İbadi'nin basın ofisinin açıklamasına göre, görüşmede iki ülke ilişkileri, Irak'ın zarar gören bölgelerinin yeniden imarı, ekonomik iş birliği ve bölgedeki durum ele alındı.
İngiltere ile birçok alanda ilişkilerin geliştiğini ifade eden İbadi, "Ordu, polis, Haşdi Şabi ve yerel aşiret güçlerinin desteğiyle tüm bölgelerimizi geri aldık ve DEAŞ'ı püskürttük. Irak'ta yeniden imar ve yatırım dönemi başlayacak. İngiliz şirketlerinin ticari ve ekonomik alandaki katkılarını önemsiyoruz." ifadelerini kullandı.

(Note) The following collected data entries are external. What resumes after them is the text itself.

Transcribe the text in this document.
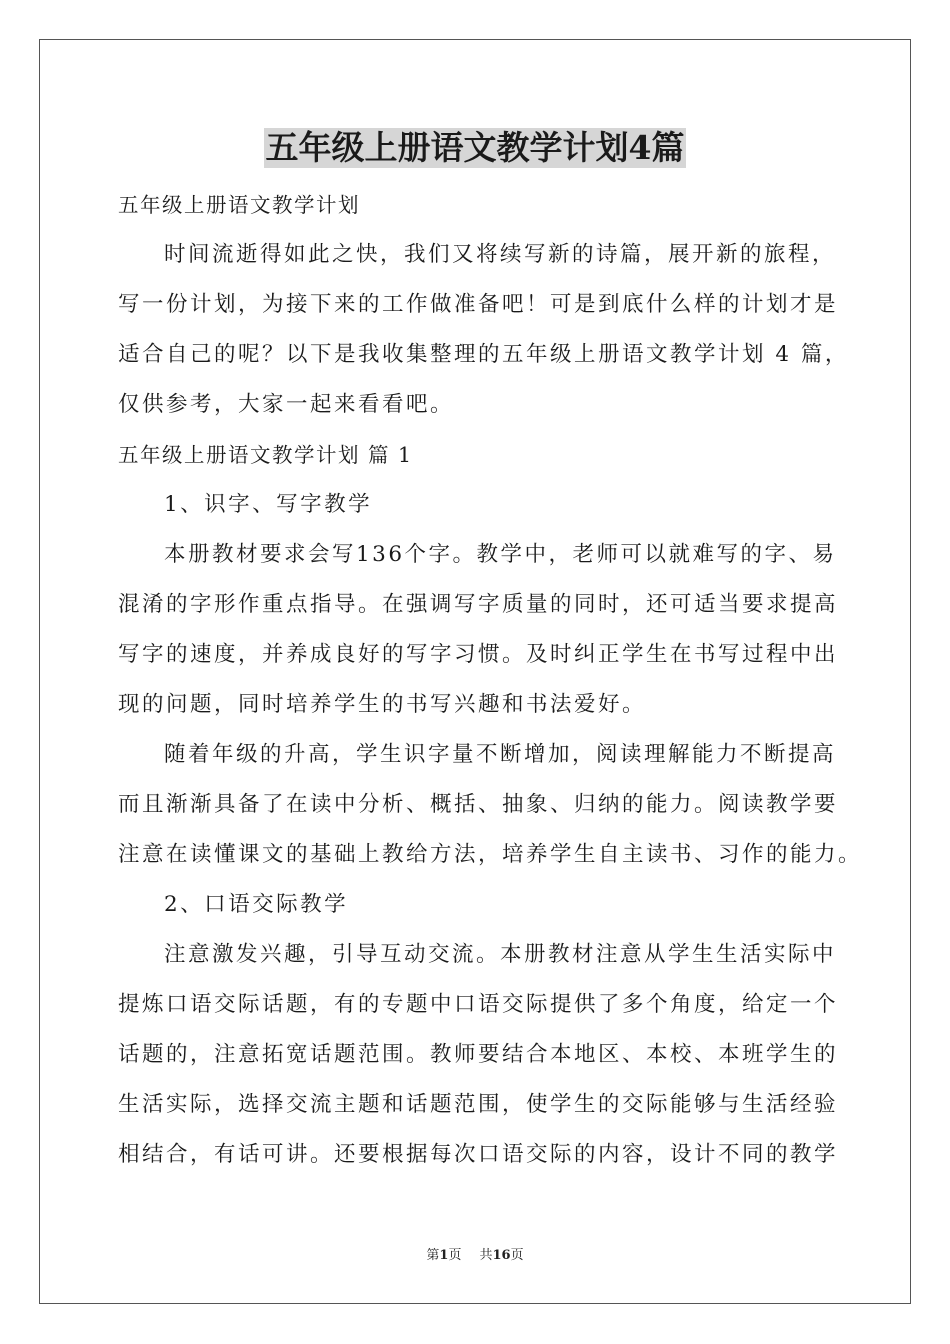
五年级上册语文教学计划4篇
五年级上册语文教学计划
时间流逝得如此之快，我们又将续写新的诗篇，展开新的旅程，
写一份计划，为接下来的工作做准备吧！可是到底什么样的计划才是
适合自己的呢？以下是我收集整理的五年级上册语文教学计划 4 篇，
仅供参考，大家一起来看看吧。
五年级上册语文教学计划 篇 1
1、识字、写字教学
本册教材要求会写136个字。教学中，老师可以就难写的字、易
混淆的字形作重点指导。在强调写字质量的同时，还可适当要求提高
写字的速度，并养成良好的写字习惯。及时纠正学生在书写过程中出
现的问题，同时培养学生的书写兴趣和书法爱好。
随着年级的升高，学生识字量不断增加，阅读理解能力不断提高
而且渐渐具备了在读中分析、概括、抽象、归纳的能力。阅读教学要
注意在读懂课文的基础上教给方法，培养学生自主读书、习作的能力。
2、口语交际教学
注意激发兴趣，引导互动交流。本册教材注意从学生生活实际中
提炼口语交际话题，有的专题中口语交际提供了多个角度，给定一个
话题的，注意拓宽话题范围。教师要结合本地区、本校、本班学生的
生活实际，选择交流主题和话题范围，使学生的交际能够与生活经验
相结合，有话可讲。还要根据每次口语交际的内容，设计不同的教学
第1页 共16页
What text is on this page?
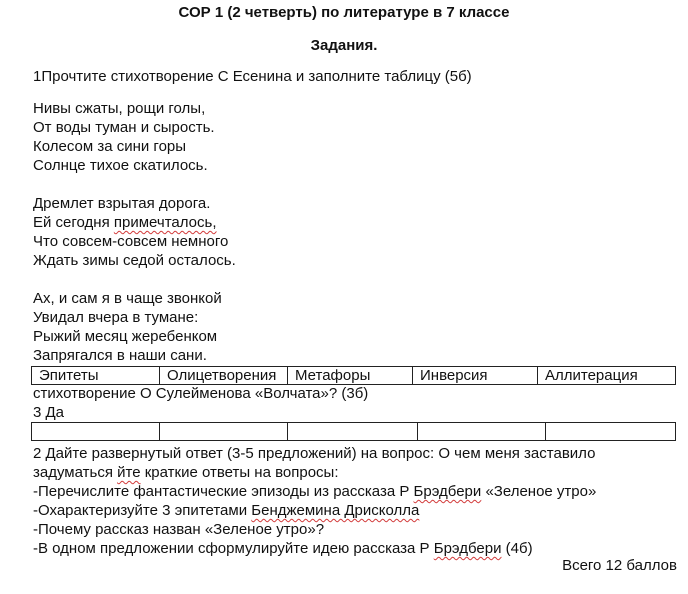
СОР 1 (2 четверть) по литературе в 7 классе
Задания.
1Прочтите стихотворение С Есенина и заполните таблицу (5б)
Нивы сжаты, рощи голы,
От воды туман и сырость.
Колесом за сини горы
Солнце тихое скатилось.
Дремлет взрытая дорога.
Ей сегодня примечталось,
Что совсем-совсем немного
Ждать зимы седой осталось.
Ах, и сам я в чаще звонкой
Увидал вчера в тумане:
Рыжий месяц жеребенком
Запрягался в наши сани.
Эпитеты	Олицетворения	Метафоры	Инверсия	Аллитерация
стихотворение О Сулейменова «Волчата»? (3б)
3 Да

2 Дайте развернутый ответ (3-5 предложений) на вопрос: О чем меня заставило
задуматься йте краткие ответы на вопросы:
-Перечислите фантастические эпизоды из рассказа Р Брэдбери «Зеленое утро»
-Охарактеризуйте 3 эпитетами Бенджемина Дрисколла
-Почему рассказ назван «Зеленое утро»?
-В одном предложении сформулируйте идею рассказа Р Брэдбери (4б)
Всего 12 баллов
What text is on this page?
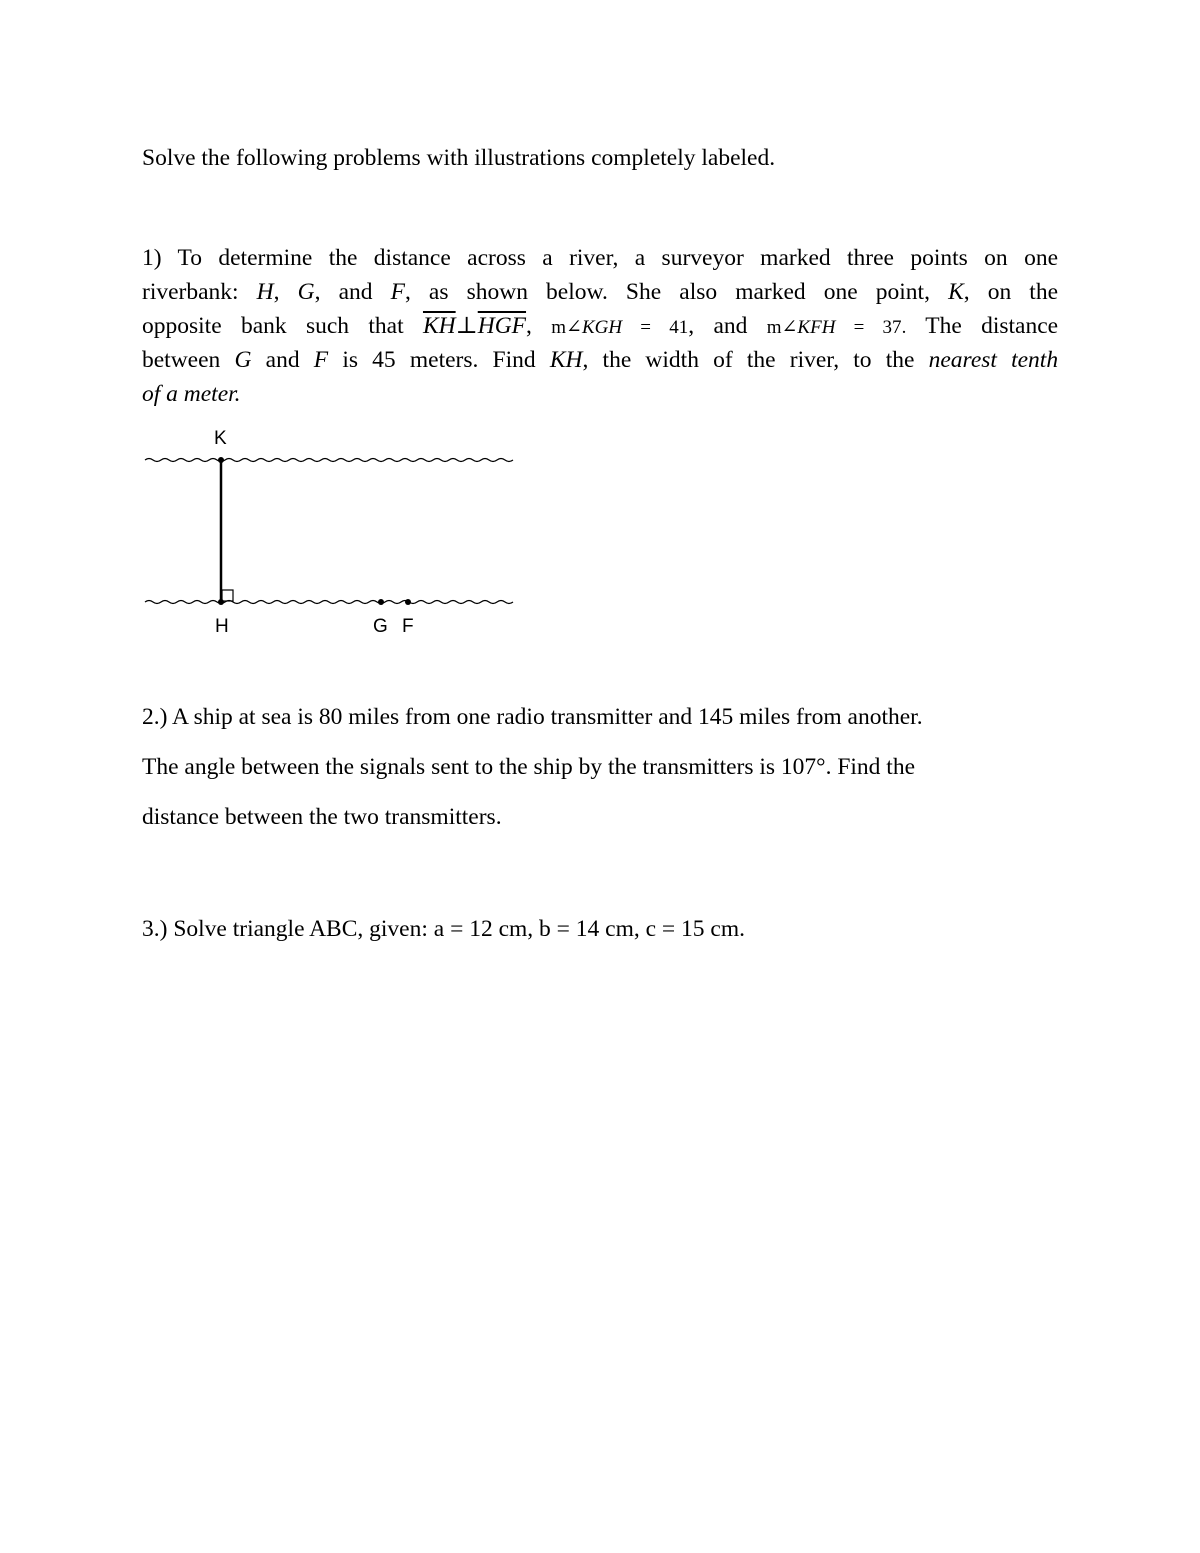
Solve the following problems with illustrations completely labeled.
1) To determine the distance across a river, a surveyor marked three points on one
riverbank: H, G, and F, as shown below. She also marked one point, K, on the
opposite bank such that $\overline{KH}\perp\overline{HGF}$, m∠KGH = 41, and m∠KFH = 37. The distance
between G and F is 45 meters. Find KH, the width of the river, to the nearest tenth
of a meter.
K
H	G F
2.) A ship at sea is 80 miles from one radio transmitter and 145 miles from another.
The angle between the signals sent to the ship by the transmitters is 107°. Find the
distance between the two transmitters.
3.) Solve triangle ABC, given: a = 12 cm, b = 14 cm, c = 15 cm.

IKBY'YE IRAK'IN BİRLİĞİNE SAYGI ÇAĞRISI
İngiliz Başbakan May de Irak'ın kendileri için "ortak ülke" olduğunu kaydederek, bu ülkenin güvenliği, yeniden imarı, askeri güçlerin eğitimi ve sığınmacıların evlerine dönmesi için destek sunmaya devam edeceklerini belirtti. Irak'ın birliğini desteklediklerini açıklayan May, Irak Kürt Bölgesel Yönetimi'ni (IKBY) Irak'ın birliğine saygı duymaya ve diyaloğu teşvik etmeye çağırdı.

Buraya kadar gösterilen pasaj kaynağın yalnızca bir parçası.